A seguir, algumas das recomendações e boas práticas trazidas pelo fórum intersetorial.

  • Vincular o processo educacional com as agendas de desenvolvimento sustentável dos níveis local, regional e nacional. Promover políticas visando à inclusão dos jovens em processos políticos de tomada de decisão.
  • Fomentar a criação de planos de responsabilidade social nas universidades a partir de experiências exitosas. Estabelecer na grade curricular delas a prática social ou comunitária de forma obrigatória.
  • Reformular os planos de ensino e capacitar os docentes para favorecer maior protagonismo dos estudantes.
  • Elaborar e aplicar nas escolas de educação básica programas de apoio a pais, professores e cuidadores sobre consumo responsável, instrumentalizando-os para trabalhar esse tema com meninas e meninos de diferentes faixas etárias e contextos sociais.
  • Criar novos indicadores globais para avaliar as políticas educacionais no que se refere à equidade de gênero, pois, apesar do avanço da escolaridade feminina, persistem fatores geradores de desigualdade, principalmente a discriminação contra determinados grupos étnicos.
  • Promover, em países com histórico de colonização, políticas de afirmação das línguas originárias no contexto educacional.
  • Constituir no âmbito das Nações Unidas um Conselho Ecumênico Consultivo em Espiritualidade, que interaja com os governos locais e com os organismos internacionais, reconhecendo a Espiritualidade como um direito constitutivo da dignidade humana.

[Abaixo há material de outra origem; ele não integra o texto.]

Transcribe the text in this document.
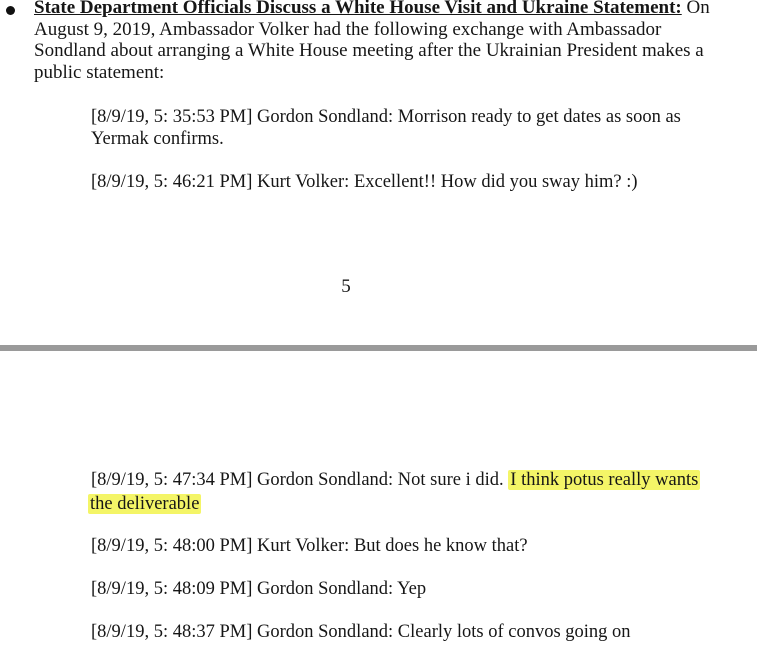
State Department Officials Discuss a White House Visit and Ukraine Statement: On August 9, 2019, Ambassador Volker had the following exchange with Ambassador Sondland about arranging a White House meeting after the Ukrainian President makes a public statement:
[8/9/19, 5: 35:53 PM] Gordon Sondland: Morrison ready to get dates as soon as Yermak confirms.
[8/9/19, 5: 46:21 PM] Kurt Volker: Excellent!! How did you sway him? :)
5
[8/9/19, 5: 47:34 PM] Gordon Sondland: Not sure i did. I think potus really wants
the deliverable
[8/9/19, 5: 48:00 PM] Kurt Volker: But does he know that?
[8/9/19, 5: 48:09 PM] Gordon Sondland: Yep
[8/9/19, 5: 48:37 PM] Gordon Sondland: Clearly lots of convos going on
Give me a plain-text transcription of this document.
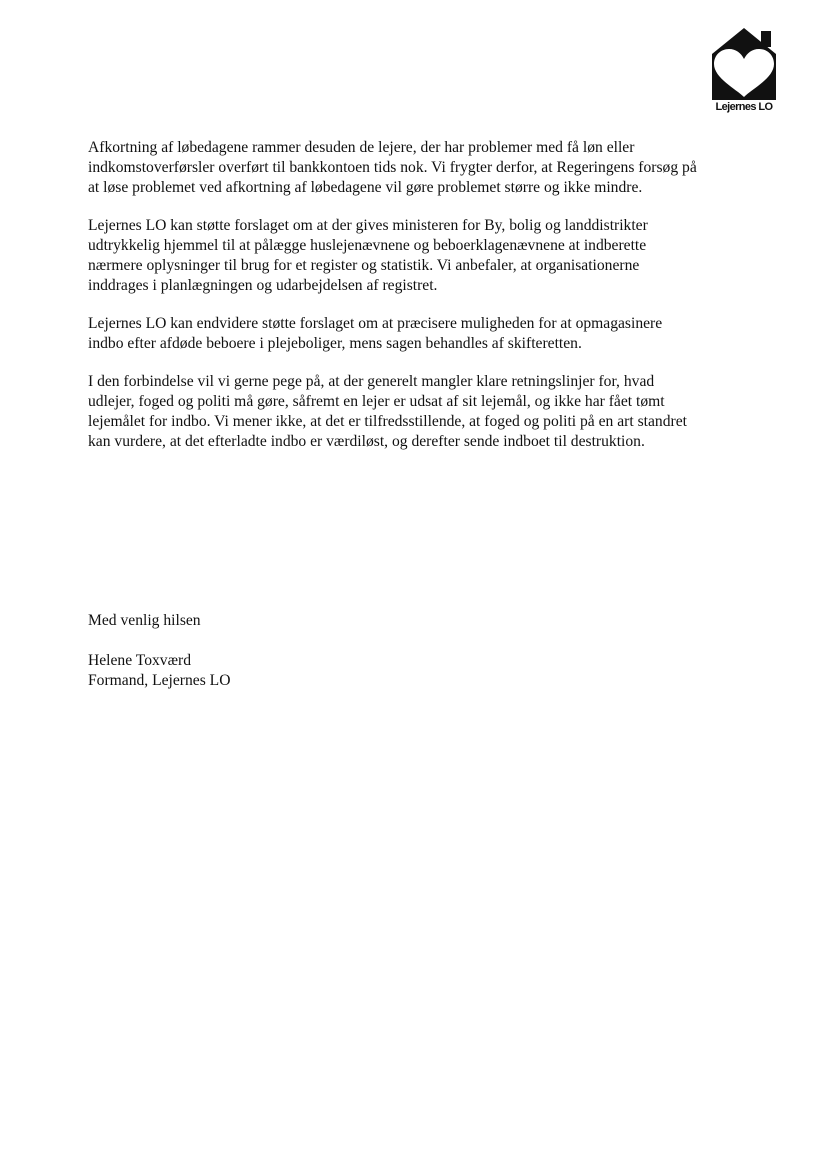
Lejernes LO

Afkortning af løbedagene rammer desuden de lejere, der har problemer med få løn eller indkomstoverførsler overført til bankkontoen tids nok. Vi frygter derfor, at Regeringens forsøg på at løse problemet ved afkortning af løbedagene vil gøre problemet større og ikke mindre.

Lejernes LO kan støtte forslaget om at der gives ministeren for By, bolig og landdistrikter udtrykkelig hjemmel til at pålægge huslejenævnene og beboerklagenævnene at indberette nærmere oplysninger til brug for et register og statistik. Vi anbefaler, at organisationerne inddrages i planlægningen og udarbejdelsen af registret.

Lejernes LO kan endvidere støtte forslaget om at præcisere muligheden for at opmagasinere indbo efter afdøde beboere i plejeboliger, mens sagen behandles af skifteretten.

I den forbindelse vil vi gerne pege på, at der generelt mangler klare retningslinjer for, hvad udlejer, foged og politi må gøre, såfremt en lejer er udsat af sit lejemål, og ikke har fået tømt lejemålet for indbo. Vi mener ikke, at det er tilfredsstillende, at foged og politi på en art standret kan vurdere, at det efterladte indbo er værdiløst, og derefter sende indboet til destruktion.

Med venlig hilsen

Helene Toxværd
Formand, Lejernes LO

Introduzir a temática em todos os níveis educativos e fomentá-la nos meios de comunicação de massa.

Ecumenismo

A causa ecumênica é defendida pela Legião da Boa Vontade como caminho para a promoção da Cultura de Paz e da tolerância étnica e religiosa. Esse conceito, “que transcende em muito o aspecto religioso”, preconiza “a conciliação universal de todo o conhecimento humano e espiritual, numa poderosa força a serviço dos povos”, conforme define Paiva Netto.

Conclusão

A LBV coloca-se à disposição para cooperar com países e organizações no aprofundamento dos conteúdos apresentados e na reaplicação de suas tecnologias sociais.

Na visão da LBV, não há tecnologia social mais eficaz do que o investimento efetivo na educação. Conforme tese defendida há décadas pelo educador Paiva Netto, “ao lutarmos em favor da sustentabilidade, devemos trabalhar para que esta seja compreendida em seu mais profundo significado, e não vista segundo um pensamento econômico que sobrevive pela avidez, não liquidando apenas as criaturas humanas por força do desemprego e da fome em várias regiões do planeta, mas também pela carência de instrução, que nega melhor perspectiva à juventude. Contudo, existem, por todo lado, esforços de pessoas decididas a corrigir tal situação, que trava o crescimento de muitos países. E não basta instruir; é preciso educar, reeducar! Em diversos lugares, onde a economia se tornou mais forte, após certo tempo, por falta de maior investimento nos princípios éticos e espirituais, a violência, que diminuíra, ressurge, advinda tantas vezes da arrogância contra os que têm menos em suas fronteiras ou fora delas. Aí se atinge o relacionamento internacional. Por quê? Porque faltou o ensino, muito mais, a Reeducação, que é a Educação com Espiritualidade Ecumênica”.